I feel like that works already today and I worry that parsing Hives/*_Delta files is going to be tricky as there's no OSS tooling nor documentation for working with those files. They are much easier to work with in-container at runtime (using Windows Reg APIs) and thats what a lot of this wip spec is based on.

For now we could rely on the fact that, even though most stacks are currently defined in Dockerfiles today, they are much less dynamic than any-old Dockerfile in practice and if we had stack authors set an ENV PATH once, it will be unlikely to get out of sync with the a Hives-PATH , especially given the ENV, FROM <base image>, and RUN directives that would alter the Hives-PATH are in the same Dockerfile.

To start, what if we add some simple validation in creator and launcher to use the Windows reg APIs to compare the two PATH values at runtime and if out of sync, print warnings for the exact values Config.Env.PATH to use?

ekcasey commented 4 years ago

@micahyoung That all sounds reasonable to me.

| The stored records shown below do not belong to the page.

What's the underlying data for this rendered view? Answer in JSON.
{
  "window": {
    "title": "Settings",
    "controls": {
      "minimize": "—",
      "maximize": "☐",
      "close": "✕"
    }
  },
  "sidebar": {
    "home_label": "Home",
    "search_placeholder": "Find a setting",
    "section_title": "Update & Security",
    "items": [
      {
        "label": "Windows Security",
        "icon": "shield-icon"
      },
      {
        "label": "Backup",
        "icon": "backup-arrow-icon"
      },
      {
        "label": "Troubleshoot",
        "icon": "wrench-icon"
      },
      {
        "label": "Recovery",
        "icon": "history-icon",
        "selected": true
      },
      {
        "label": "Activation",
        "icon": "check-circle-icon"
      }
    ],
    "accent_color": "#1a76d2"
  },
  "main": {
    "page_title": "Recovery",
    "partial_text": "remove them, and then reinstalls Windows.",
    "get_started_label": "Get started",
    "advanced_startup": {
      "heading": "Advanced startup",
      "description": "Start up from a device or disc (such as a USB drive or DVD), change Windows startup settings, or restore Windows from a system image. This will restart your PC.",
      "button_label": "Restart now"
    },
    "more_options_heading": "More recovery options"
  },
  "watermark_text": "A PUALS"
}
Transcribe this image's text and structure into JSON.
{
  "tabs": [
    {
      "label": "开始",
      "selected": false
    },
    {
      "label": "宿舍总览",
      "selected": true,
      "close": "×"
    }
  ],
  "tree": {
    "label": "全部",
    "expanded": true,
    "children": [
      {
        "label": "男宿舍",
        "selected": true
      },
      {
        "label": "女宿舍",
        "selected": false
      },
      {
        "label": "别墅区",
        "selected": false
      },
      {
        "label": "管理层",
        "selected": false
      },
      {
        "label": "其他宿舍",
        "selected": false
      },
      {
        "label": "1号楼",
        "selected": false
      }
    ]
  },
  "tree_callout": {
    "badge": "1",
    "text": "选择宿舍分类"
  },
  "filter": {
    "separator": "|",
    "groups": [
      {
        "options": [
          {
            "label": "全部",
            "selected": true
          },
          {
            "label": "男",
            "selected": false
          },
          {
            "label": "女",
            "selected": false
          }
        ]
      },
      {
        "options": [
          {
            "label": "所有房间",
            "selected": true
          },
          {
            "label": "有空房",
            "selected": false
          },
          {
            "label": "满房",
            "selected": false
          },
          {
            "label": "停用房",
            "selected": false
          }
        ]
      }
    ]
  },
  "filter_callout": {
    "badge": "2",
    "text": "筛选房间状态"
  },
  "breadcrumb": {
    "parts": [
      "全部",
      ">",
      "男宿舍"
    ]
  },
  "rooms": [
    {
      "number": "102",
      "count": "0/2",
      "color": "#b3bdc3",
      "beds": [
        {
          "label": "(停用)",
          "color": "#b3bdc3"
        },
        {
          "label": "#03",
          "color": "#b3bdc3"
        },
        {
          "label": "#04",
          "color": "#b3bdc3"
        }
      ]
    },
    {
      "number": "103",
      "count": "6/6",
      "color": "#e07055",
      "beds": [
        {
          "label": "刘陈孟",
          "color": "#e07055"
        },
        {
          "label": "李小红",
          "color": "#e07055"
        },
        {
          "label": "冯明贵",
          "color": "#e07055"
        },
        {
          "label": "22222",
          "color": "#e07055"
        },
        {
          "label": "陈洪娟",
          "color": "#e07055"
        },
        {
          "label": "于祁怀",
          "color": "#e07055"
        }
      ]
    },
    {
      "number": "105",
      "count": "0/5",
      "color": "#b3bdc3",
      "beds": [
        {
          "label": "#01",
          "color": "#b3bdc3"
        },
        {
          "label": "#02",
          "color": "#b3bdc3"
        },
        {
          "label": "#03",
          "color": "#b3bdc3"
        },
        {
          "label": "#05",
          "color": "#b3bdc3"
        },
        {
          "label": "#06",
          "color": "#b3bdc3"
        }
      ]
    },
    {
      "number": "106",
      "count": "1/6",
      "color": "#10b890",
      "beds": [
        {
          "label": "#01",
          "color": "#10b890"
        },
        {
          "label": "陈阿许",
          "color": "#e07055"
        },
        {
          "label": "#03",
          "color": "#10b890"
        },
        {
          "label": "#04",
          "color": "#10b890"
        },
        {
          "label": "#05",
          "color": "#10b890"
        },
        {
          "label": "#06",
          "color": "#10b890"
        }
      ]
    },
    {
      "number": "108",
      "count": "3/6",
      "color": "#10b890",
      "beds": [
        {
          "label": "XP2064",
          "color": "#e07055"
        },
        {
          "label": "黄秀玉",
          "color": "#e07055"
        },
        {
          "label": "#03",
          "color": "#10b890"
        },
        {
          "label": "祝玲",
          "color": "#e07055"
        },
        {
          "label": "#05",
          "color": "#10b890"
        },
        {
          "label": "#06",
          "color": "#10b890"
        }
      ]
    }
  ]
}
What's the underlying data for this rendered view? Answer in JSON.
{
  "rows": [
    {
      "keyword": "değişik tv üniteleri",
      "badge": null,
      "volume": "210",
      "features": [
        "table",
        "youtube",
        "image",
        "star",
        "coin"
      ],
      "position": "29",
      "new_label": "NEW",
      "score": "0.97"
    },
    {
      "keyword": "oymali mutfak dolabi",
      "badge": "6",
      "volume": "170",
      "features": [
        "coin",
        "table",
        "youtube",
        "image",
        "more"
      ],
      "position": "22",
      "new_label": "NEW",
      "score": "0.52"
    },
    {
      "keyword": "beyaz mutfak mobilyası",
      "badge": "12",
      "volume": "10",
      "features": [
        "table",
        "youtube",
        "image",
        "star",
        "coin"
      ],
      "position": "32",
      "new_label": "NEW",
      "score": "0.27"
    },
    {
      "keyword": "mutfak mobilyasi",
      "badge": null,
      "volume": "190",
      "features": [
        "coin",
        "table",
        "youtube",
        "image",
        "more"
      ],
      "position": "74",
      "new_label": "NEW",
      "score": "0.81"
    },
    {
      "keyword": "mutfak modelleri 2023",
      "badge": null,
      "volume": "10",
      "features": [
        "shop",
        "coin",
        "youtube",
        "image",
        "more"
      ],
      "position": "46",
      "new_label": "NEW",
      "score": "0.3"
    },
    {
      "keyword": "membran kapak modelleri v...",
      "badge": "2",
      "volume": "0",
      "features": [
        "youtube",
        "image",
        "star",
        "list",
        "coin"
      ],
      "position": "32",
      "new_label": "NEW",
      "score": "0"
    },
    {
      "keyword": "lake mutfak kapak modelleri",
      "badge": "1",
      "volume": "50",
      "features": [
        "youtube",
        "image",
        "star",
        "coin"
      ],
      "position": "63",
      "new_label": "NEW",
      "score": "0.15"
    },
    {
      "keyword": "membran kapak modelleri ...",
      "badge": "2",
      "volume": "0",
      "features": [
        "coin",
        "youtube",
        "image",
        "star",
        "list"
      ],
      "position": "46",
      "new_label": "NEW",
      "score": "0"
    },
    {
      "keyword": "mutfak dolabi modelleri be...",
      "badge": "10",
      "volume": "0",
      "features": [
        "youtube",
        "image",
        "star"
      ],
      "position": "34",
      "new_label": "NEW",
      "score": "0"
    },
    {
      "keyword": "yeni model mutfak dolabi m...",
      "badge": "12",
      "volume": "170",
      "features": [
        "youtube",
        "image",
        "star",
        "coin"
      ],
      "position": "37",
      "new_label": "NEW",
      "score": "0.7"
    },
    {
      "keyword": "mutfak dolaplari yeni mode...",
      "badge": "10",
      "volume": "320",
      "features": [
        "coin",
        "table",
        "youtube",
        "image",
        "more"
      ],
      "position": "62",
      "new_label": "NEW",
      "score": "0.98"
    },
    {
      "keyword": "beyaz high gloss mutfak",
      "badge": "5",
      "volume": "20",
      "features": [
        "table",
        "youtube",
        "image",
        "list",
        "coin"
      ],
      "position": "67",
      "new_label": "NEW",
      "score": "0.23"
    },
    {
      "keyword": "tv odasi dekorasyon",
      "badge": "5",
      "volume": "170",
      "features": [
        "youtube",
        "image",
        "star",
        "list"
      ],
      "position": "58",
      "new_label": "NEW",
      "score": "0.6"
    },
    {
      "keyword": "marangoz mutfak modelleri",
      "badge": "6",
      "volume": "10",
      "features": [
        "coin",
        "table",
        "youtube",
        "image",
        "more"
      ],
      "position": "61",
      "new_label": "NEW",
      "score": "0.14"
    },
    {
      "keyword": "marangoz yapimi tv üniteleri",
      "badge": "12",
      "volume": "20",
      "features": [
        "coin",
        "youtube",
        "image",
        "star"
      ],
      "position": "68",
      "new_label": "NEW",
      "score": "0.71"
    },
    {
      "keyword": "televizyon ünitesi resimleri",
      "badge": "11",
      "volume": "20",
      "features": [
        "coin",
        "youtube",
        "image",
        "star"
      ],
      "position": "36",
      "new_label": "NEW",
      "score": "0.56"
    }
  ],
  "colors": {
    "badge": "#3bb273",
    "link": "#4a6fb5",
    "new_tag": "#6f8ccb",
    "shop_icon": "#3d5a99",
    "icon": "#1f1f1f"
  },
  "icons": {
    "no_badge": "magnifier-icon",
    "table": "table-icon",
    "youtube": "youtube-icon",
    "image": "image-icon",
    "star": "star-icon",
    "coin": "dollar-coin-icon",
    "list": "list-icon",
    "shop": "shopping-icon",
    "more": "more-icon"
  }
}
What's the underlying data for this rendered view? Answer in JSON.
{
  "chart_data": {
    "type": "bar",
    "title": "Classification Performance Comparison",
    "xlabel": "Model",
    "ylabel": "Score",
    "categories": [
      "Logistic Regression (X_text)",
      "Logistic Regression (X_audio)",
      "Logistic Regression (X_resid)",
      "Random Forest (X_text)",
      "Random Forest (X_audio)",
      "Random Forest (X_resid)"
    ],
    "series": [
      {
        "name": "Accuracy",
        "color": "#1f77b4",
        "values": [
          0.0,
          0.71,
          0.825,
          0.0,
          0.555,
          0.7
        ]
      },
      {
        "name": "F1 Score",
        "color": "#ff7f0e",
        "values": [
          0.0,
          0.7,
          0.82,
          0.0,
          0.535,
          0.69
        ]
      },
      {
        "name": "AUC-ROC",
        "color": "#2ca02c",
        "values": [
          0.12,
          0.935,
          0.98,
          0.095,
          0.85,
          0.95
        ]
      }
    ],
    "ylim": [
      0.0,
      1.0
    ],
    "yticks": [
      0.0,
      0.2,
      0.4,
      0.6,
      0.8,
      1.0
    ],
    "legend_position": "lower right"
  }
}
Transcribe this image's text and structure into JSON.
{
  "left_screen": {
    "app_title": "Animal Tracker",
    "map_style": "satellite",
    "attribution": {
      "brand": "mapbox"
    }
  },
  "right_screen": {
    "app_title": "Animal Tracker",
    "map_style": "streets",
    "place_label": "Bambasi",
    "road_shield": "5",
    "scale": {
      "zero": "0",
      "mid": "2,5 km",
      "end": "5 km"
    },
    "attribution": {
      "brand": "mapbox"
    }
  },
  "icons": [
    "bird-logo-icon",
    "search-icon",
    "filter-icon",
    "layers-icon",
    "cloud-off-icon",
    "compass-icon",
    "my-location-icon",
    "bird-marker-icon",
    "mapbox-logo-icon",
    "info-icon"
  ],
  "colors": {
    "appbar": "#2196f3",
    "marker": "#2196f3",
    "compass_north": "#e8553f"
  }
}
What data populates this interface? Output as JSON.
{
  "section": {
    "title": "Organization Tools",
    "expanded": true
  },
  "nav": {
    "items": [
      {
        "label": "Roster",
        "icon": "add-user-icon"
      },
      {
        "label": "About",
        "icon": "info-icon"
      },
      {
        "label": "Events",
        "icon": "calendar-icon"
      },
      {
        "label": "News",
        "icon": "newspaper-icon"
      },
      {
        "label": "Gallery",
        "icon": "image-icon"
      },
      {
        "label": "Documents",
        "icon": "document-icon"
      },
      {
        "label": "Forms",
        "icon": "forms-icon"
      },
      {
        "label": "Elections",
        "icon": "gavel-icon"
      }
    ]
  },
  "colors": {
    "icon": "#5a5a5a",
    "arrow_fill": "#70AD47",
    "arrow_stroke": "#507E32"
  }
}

To resolve this issue we should read the Hives path if Config.Env.Path is unset (seems like Config.Env.Path take precedence) and prepend the lifecycle and process dirs to that path.

I think the remaining question is: if Config.Env.Path is unset on the run-image, do we want to set the PATH using Config.Env.Path or do we want to contribute a Hive delta?

micahyoung commented 4 years ago

It's feeling like this will all need to be spec'd out but here's what I'm thinking:

We do everything in-container, in-process in creator/launcher executables at runtime: before executing any shell/sub-processes, if their own current env var PATH does not contain the value of Windows reg HKEY_LOCAL_MACHINE\System\CurrentControlSet\Control\Session Manager\Environment\PATH, then they append that value to their own current, runtime env var PATH (which would already have lifecycle/process or other dirs that Docker injected from Config.Env.PATH). Then creator/launcher can find cmd on any subcommands in the same process. This means Config.Env.PATH on build/run/builder images would never contain c:\windows\system32;c:\windows - those values would always come from the Windows reg at runtime.

Export continues to set Config.Env.PATH as it does today with process/lifecycle variables, whether it's empty or not. If it's empty, Docker already automatically set's launcher's env var PATH from the registry, so launcher reads the Windows reg value, compares it, and will not change it as describe above. If Config.Env.PATH is empty, launcher's env var PATH will not yet contain the Windows reg value, so launcher reads the Windows reg value, compares it, and appends it.

The alternative, having platforms or lifecycle read values from Hives/*_Delta format from outside and appending to and image's Config.Env.PATH or via new Hives/*_Delta entries, would be tricky:

micahyoung commented 4 years ago

I added a Draft PR of my previous thinking, basically "at runtime, the lifecycle/launcher merge their own in-memory environment variables with their Windows registry env vars, ignoring duplicates"

https://github.com/buildpacks/lifecycle/pull/402

Everything seems to work - ENV PATH... is no longer need in build/run images. I'm wondering if this needs to be spec'd first though.

ekcasey commented 4 years ago

Although the solution proposed by @micahyoung would solve the PATH problem for processes started by the launcher, images still would not have a sensible PATH by default which may result in a bad experience if users want to the start a container without the launcher for any reason. Require windows stack authors (a smaller pool of more deeply engaged users) to set PATH may result in a better experience all-around.

After discussion we have decided not to make this fix for now and instead propose specifying the requirement to set PATH on windows run images.